Tim Cook memo to Apple employees: Court victory over Samsung ‘is about values’

Mark Gurman reports for 9to5Mac, “Following Apple’s big win in U.S. court today against Samsung, Apple CEO Tim Cook has sent a memo response to Apple corporate employees.”

Today was an important day for Apple and for innovators everywhere.

Many of you have been closely following the trial against Samsung in San Jose for the past few weeks. We chose legal action very reluctantly and only after repeatedly asking Samsung to stop copying our work. For us this lawsuit has always been about something much more important than patents or money. It’s about values. We value originality and innovation and pour our lives into making the best products on earth. And we do this to delight our customers, not for competitors to flagrantly copy.

We owe a debt of gratitude to the jury who invested their time in listening to our story. We were thrilled to finally have the opportunity to tell it. The mountain of evidence presented during the trial showed that Samsung’s copying went far deeper than we knew.

The jury has now spoken. We applaud them for finding Samsung’s behavior willful and for sending a loud and clear message that stealing isn’t right.

I am very proud of the work that each of you do.

Today, values have won and I hope the whole world listens.

Tim

Read more in the full article here.

23 Comments

  1. Samsung’s statement in response to the verdict is telling. They continue to insist on their call-it-what-it-isn’t version of what they did. Instead of accepting the ruling they indicate a willingness to compound theft with lying, loudly trying now to poison public opinion. They do this because actually inventing or innovating is not in their DNA. Some pundits have claimed that a win would actually be bad for Apple, because then Samsung, et al, will start out-doing Apple on design. To that unsupportable notion we can quote Steve Jobs when CNBC’s brain-dead pundits said others would destroy the iPod and iTunes simply by designing their own versions. Steve responded, “Let them try.”

    1. That Korean cartel regards the American judicial system the same way it regards everything else in the world—as an annoying inconvenience to be overcome by any means, while they continue to profit from their bootlegging and counterfeiting, laughing at the western fools while they loll in the sauna with their Seoul mates.

  2. If SamDung appeals will Apple be able to block all the products SamDung willfully copied in the meantime?
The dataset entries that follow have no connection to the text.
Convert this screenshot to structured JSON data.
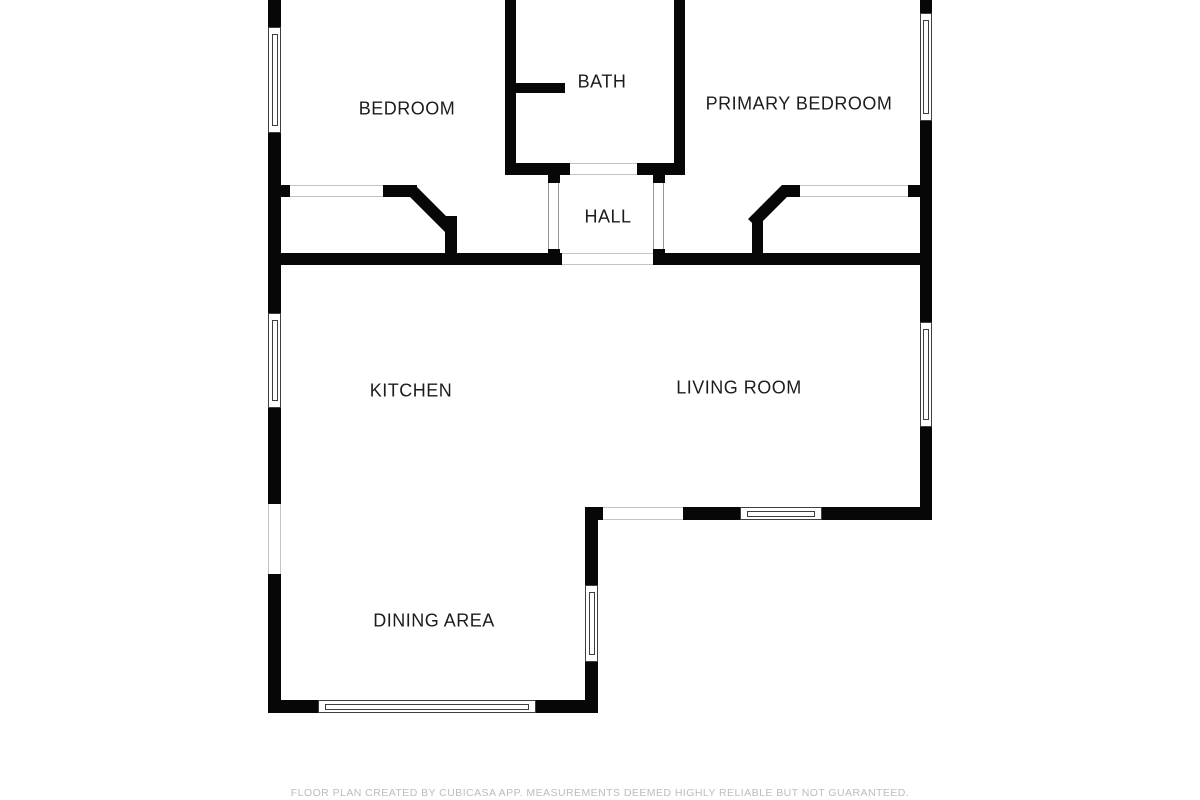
{
  "floor_plan": {
    "rooms": [
      {
        "label": "BEDROOM"
      },
      {
        "label": "BATH"
      },
      {
        "label": "PRIMARY BEDROOM"
      },
      {
        "label": "HALL"
      },
      {
        "label": "KITCHEN"
      },
      {
        "label": "LIVING ROOM"
      },
      {
        "label": "DINING AREA"
      }
    ],
    "footer": "FLOOR PLAN CREATED BY CUBICASA APP. MEASUREMENTS DEEMED HIGHLY RELIABLE BUT NOT GUARANTEED.",
    "window_count": 7,
    "colors": {
      "wall": "#070707",
      "background": "#ffffff",
      "label_text": "#1c1c1c",
      "footer_text": "#bcbcbc",
      "window_frame": "#3f3f3f",
      "opening_outline": "#c4c4c4"
    }
  }
}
    I for one as so has my family already put a block on slavishly copied SamDung products in our home.

  3. When Samsung hinged their defense on prior art and insisted that Apple was trying to patent the rectangle, it showed the bankruptcy of their argument. Prior art is such a weak angle to make because anyone who wanted to make a phone or a tablet has to design around their own rectangle to differentiate its products from others. There are different ways to design a phone or a tablet using the rectangle but in this case Samsung was arguing that Apple’s design of the rectangle is the only way to make a phone or a tablet and so it can be copied willfully without any consequences for its actions. Any artist who want to paint has to use a canvass but it is how the picture that resulted that will show the originality of the works.

    Any artist that incorporated any elements of an original work verbatim is a forger. So also any writer who appropriated the ideas of others into their works is a plagiarist. He cannot claimed that it is common property, which I think Google has been guilty with its Android software and other nefarious activities like copying authors’ works and capturing data from unsuspecting users without permission.

    1. Your point is good, and very well stated. What Apple does is a form of “art,” and this case is really about Samsung blatantly copying Apple’s “art,” not about Samsung copying Apple’s “rectangle.”

  4. Couldn’t care less.

    For me, its about money. Buy buying Apple shares, I hire them to make me rich. Get me there.

    Don’t give a fat rats ass about values, Foxconn employees, patents, EPA, glued batteries, iBook Store suits from the Justice Department, pro-gay policies at Apple.

    I care about money, profits. Which means I can about what matters.

    If being nice guys gets it done, do it. If writing sugar coated emails helps, write on bro. If sicking the police on a journalist asswipe gets it done, let loose the dogs. If Steve Jobs dying to get him out of the way helps, light a candle for me.

    I dont give a shit.

    See you in a Caribbean harbor on a yacht sipping pagne baby.

        1. You’re a vulgar ignorant idot. You wouldn’t even be allowed near my tender let alone anything else that floats. Maybe a banana boat. When you’re old enough and ever rich enough to piss with the big dogs then post your name and location of “your yacht”.

        2. X is a troll well-known for “being in it for the money.” It’s his shtick. Lately he’s double X. Let me know when it gets to XXX. Until then, ZZZ…

    1. Your post is “rude,” but you are essentially correct on the MAIN point (ignoring your “details”).

      The purpose of a (for profit) corporation is to make money for its shareholders, and increase shareholder value. Apple was obligated to sue Samsung, to take back losses resulting from Samsung’s blatant copying, and discourage future copying from Samsung (and others).